Die verdeckte Offensive
Parfum in die Kniekehlen tupfen

Diese Methode gilt zu Recht als raffiniert: Die so parfümierte Frau kommt erst mal ganz harmlos daher. Weder beim Händeschütteln noch beim Durchs-Haar-Fahren gibt sie ihr Duftgeheimnis preis. Über der Gürtellinie wird Contenance gewahrt. Erst wenn man ihr näher kommt, schlägt sie die Beine übereinander, und der Duft, den sie in die Kniekehlen getupft hat, entfaltet sein Aroma. Spätestens jetzt wird dem Mann klar, dass er sich verschätzt hat: Zwar würde er gern die Quelle des Wohlgeruchs erforschen. Die kluge Frau aber wird sich bald verabschieden - denn sie weiß, dass ihr Duft noch lange bleiben wird. Eindrucksvoll wirken bei dieser Art des Parfümierens animalische Düfte wie »Original Musk Blend No. 1« von Kiehl’s.

Das Sterntaler-Prinzip
Parfum in die Luft sprühen und in die Wolke hineinlaufen

Wir leben in einer duftfeindlichen Welt: Fast alles, was riecht, lehnen wir weitgehend ab. Wenn überhaupt, soll das Riechen geplant und kontrollierbar vonstattengehen. Dabei ist es eine zivilisatorische Ironie, dass der Mensch sich zuerst durch übertriebene Hygiene seines natürlichen Körpergeruchs beraubt, nur um sich anschließend mittels teurer Parfums eine sexuelle Zweit-Aura zuzulegen. Durch das In-die-Luft-Sprühen verleiht man dem Parfümieren etwas Beiläufiges. Als wäre man rein zufällig in einen wohlriechenden Sommerregen geraten. Wer seine Natürlichkeit so reizend inszeniert, schmückt sich am besten mit einem blumig-pudrigen Duft wie »Rose Essentielle« von Bulgari.
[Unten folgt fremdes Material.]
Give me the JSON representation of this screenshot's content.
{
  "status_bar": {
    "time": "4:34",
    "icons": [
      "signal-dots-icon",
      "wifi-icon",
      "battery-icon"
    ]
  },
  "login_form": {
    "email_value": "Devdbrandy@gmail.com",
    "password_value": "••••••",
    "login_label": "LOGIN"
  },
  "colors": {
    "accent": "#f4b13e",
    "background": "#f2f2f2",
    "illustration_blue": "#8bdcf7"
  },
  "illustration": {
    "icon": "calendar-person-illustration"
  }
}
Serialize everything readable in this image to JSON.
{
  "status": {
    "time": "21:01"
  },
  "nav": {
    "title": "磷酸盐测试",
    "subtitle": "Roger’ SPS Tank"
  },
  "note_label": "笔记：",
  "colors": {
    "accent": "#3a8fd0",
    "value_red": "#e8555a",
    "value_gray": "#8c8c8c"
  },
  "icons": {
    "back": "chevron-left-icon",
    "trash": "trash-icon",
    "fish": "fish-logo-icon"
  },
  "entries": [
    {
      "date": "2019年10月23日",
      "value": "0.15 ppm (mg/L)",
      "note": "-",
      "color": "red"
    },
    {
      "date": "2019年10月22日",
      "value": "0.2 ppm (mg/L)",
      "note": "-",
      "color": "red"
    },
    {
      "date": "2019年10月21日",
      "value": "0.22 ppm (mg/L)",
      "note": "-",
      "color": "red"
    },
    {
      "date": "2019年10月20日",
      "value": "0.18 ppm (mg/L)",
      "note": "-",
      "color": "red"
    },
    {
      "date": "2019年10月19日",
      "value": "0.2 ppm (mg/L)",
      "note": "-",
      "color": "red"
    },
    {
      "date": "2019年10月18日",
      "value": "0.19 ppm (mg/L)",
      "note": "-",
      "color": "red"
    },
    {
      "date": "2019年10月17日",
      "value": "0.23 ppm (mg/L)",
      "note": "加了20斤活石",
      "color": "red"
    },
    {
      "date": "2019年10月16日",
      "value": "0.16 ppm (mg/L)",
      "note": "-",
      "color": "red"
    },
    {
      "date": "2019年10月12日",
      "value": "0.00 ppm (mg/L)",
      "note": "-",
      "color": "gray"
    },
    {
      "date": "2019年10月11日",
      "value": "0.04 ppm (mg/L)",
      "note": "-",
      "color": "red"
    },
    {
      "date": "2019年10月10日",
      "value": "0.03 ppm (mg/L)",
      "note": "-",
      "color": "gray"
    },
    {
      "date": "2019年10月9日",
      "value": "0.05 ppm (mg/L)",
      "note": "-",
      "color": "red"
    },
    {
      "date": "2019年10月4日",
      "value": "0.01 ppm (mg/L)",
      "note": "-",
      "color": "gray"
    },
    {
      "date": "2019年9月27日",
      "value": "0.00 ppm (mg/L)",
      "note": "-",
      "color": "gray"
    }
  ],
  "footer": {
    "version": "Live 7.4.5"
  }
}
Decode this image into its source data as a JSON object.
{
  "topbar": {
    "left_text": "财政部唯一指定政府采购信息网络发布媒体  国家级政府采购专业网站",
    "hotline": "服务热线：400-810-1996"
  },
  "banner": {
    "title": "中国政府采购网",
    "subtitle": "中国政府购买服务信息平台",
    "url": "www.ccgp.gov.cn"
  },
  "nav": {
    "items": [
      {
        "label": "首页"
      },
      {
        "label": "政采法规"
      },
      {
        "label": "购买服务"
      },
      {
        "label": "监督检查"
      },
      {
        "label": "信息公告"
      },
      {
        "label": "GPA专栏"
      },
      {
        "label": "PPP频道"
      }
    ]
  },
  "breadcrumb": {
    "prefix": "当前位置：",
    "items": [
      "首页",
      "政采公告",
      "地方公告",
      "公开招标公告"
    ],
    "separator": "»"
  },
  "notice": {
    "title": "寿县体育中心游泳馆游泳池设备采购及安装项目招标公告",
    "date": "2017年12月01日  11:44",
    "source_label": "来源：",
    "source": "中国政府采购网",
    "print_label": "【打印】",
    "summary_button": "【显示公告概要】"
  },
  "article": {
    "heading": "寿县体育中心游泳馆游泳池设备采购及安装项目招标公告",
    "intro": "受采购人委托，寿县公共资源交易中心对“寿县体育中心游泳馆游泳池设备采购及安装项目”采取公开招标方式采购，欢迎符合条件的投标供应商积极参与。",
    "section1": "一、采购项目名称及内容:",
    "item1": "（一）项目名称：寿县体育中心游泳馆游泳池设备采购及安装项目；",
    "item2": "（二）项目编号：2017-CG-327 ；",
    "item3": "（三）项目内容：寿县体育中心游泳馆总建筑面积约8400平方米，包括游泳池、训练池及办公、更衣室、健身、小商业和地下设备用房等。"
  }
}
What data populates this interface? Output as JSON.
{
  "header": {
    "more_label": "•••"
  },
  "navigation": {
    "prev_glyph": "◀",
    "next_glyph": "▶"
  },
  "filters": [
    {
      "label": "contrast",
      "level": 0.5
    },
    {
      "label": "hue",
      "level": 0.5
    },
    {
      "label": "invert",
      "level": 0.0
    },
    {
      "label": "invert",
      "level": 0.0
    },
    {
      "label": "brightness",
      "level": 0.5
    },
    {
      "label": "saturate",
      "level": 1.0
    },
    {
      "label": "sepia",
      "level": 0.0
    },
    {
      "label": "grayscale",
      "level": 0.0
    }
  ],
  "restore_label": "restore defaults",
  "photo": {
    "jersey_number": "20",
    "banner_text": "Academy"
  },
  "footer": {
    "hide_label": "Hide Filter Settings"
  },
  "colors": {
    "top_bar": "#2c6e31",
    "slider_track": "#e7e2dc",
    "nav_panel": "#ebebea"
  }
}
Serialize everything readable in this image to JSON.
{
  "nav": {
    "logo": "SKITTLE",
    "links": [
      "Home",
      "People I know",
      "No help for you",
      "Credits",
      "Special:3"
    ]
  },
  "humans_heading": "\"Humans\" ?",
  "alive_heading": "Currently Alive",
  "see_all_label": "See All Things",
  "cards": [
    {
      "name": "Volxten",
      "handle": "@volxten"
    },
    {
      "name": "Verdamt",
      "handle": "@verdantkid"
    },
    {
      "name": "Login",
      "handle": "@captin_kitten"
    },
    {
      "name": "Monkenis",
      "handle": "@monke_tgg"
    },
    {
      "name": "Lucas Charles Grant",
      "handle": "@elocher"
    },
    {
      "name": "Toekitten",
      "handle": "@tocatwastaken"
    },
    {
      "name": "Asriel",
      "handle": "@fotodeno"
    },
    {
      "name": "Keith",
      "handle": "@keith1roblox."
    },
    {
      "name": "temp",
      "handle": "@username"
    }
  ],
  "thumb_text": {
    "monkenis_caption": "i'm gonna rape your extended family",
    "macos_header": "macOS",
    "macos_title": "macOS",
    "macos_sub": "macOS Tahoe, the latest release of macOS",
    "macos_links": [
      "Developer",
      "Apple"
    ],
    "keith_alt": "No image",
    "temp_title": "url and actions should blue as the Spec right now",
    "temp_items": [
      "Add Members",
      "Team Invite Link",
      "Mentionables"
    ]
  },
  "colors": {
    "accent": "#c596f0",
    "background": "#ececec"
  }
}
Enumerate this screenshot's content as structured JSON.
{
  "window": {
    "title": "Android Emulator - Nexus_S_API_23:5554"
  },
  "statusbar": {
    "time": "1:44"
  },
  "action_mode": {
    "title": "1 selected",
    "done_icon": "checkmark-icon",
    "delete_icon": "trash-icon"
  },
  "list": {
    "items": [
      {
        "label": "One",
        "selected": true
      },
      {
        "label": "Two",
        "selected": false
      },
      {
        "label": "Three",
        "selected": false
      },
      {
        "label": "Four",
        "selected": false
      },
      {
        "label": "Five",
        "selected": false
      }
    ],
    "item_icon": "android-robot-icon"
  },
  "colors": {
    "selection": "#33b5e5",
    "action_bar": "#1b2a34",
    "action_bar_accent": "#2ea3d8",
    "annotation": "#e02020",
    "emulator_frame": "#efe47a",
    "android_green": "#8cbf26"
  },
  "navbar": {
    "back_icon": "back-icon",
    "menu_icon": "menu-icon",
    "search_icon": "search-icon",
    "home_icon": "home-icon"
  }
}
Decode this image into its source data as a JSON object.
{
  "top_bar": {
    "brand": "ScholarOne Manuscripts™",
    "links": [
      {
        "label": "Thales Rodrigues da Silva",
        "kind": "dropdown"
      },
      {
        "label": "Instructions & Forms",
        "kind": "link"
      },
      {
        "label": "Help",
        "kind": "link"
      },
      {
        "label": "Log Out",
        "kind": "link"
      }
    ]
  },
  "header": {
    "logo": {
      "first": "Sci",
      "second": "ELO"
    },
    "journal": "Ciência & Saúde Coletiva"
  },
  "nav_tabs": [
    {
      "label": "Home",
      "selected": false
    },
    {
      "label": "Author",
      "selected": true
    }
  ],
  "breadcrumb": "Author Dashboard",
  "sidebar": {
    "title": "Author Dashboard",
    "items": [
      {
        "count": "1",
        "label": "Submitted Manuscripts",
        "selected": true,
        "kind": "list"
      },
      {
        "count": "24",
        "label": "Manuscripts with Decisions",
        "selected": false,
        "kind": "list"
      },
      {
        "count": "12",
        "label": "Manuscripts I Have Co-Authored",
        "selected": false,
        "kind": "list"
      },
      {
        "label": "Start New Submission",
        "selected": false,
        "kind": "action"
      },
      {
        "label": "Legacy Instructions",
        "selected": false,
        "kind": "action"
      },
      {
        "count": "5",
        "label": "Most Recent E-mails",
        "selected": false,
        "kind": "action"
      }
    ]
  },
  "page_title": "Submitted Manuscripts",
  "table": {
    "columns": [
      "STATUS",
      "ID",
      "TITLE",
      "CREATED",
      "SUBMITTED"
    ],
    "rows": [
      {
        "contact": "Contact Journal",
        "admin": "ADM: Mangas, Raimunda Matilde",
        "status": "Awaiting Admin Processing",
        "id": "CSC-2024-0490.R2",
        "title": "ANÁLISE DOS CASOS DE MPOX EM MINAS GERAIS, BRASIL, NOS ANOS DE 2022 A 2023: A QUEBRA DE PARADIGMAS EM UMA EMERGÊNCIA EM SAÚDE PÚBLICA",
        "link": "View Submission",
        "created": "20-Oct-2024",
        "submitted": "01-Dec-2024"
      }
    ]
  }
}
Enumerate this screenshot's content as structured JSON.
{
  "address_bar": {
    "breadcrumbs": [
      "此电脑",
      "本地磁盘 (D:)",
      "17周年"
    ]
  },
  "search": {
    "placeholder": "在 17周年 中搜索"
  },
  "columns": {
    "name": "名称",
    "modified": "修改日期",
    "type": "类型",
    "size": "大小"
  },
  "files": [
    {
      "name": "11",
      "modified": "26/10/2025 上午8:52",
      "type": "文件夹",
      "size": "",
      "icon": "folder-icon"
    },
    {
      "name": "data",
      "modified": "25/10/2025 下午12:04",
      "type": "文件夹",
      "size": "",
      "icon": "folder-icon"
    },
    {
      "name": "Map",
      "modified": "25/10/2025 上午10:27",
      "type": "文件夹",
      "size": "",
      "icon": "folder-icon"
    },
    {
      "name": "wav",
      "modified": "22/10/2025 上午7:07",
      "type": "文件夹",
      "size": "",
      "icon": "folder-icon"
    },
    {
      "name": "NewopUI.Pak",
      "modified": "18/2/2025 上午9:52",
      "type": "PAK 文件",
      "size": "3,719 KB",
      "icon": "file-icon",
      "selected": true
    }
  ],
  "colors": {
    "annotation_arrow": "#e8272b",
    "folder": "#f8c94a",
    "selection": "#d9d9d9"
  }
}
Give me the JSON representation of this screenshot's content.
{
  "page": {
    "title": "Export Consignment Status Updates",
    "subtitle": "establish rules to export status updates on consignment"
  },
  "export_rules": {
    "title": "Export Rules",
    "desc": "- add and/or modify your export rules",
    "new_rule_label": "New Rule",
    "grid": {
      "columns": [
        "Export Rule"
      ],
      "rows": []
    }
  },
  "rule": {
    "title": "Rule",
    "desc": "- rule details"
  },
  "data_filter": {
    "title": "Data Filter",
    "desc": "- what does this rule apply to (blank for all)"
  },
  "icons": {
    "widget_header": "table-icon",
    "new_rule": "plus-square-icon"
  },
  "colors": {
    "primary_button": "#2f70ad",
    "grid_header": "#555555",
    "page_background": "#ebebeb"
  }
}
Fremdbestäuber, Rubbler, Zweckbedufter

Die Fremd-Bestäubung
Nur die Kleider, aber nicht die Haut mit Parfum besprühen

Das Benetzen von Kleidung mit wohlriechenden Substanzen wird bereits in der Bibel erwähnt: Schon Judith beduftete ihre Gewänder, bevor sie in Holofernes’ Zelt trat. Ihr Duft war somit ebenso Strategie wie auch Verkleidung. Das Parfümieren sollte ihre Persönlichkeit gerade nicht unterstreichen, sondern von ihr ablenken. Wer das nachmacht, ist ein Duft-Chamäleon, das seine persönliche Note so schnell wechselt wie andere Leute die Hemden. Parfum begreifen diese Menschen eher als ein Modeaccessoire. Leider verspielen sie damit aber auch eine großartige Chance: Denn erst auf der körperwarmen Haut kann ein Parfum seine volle Blume entfalten. Wie wäre es mit ein bisschen mehr Mut? Zum Beispiel mit einem eleganten Duft wie »Paris« von Yves Saint Laurent.

Die Rubbel-Falle
Parfum innen auf die Handgelenke geben und heftig aneinanderreiben

Stilsichere Menschen heischen nicht plump Aufmerksamkeit, sondern unterstreichen ihre Persönlichkeit leise: Die hohe Schule des guten Geschmacks lehrt Zurückhaltung in allen Dingen. Das Rubbeln der parfümierten Handgelenke zeigt nichts anderes als die Angst, aus der Reihe zu tanzen, zu laut zu sein. Kaum hat sie ihn aufgetragen, möchte die Parfümierte den Duft daran hindern, sich zu offensiv zu verströmen - ähnlich wie Frauen, die einen roten Lippenstift sofort nach dem Anmalen wieder mit einem Taschentuch abtupfen. Parfum-Profis, sogenannte Nasen, warnen allerdings: Durch das Reiben werden die empfindlichen Duftmoleküle zerstört. Etwas mehr Geruchs-Courage, bitte! Diesem Typ empfehlen wir einen Duft mit viel Understatement, wie »L’Eau Trois« von Diptyque mit erdig-holziger Note.

Der Zweck-Bedufter
Den Duft auf Hals und Wangen klatschen

Im Gegensatz zu Frauen kennen Männer nur eine Art, Parfum aufzutragen: zackig auf die Handflächen verteilen und - patsch, patsch - auf Hals und Kinn klatschen. Das beherzte Zulangen soll wohl verschleiern, dass es sich beim Auftragen von Parfum um eine rein sinnliche Angelegenheit handelt, die mit rationalem Ingenieursgeist nichts zu tun hat. Warum nur so verklemmt, die Herren? Wahrscheinlich handelt es sich um ein Relikt aus der Zeit, als Männerduft höchstens als Nebeneffekt der Körperhygiene (um die rasierte Haut zu desinfizieren), keinesfalls jedoch als Selbstzweck akzeptiert wurde. So wird selbst das edelste Parfum zum Rasierwasser degradiert. Männer, emanzipiert euch! Zum Üben eignet sich ein dezenter Unisex-Duft wie »Eau de Cartier« von Cartier.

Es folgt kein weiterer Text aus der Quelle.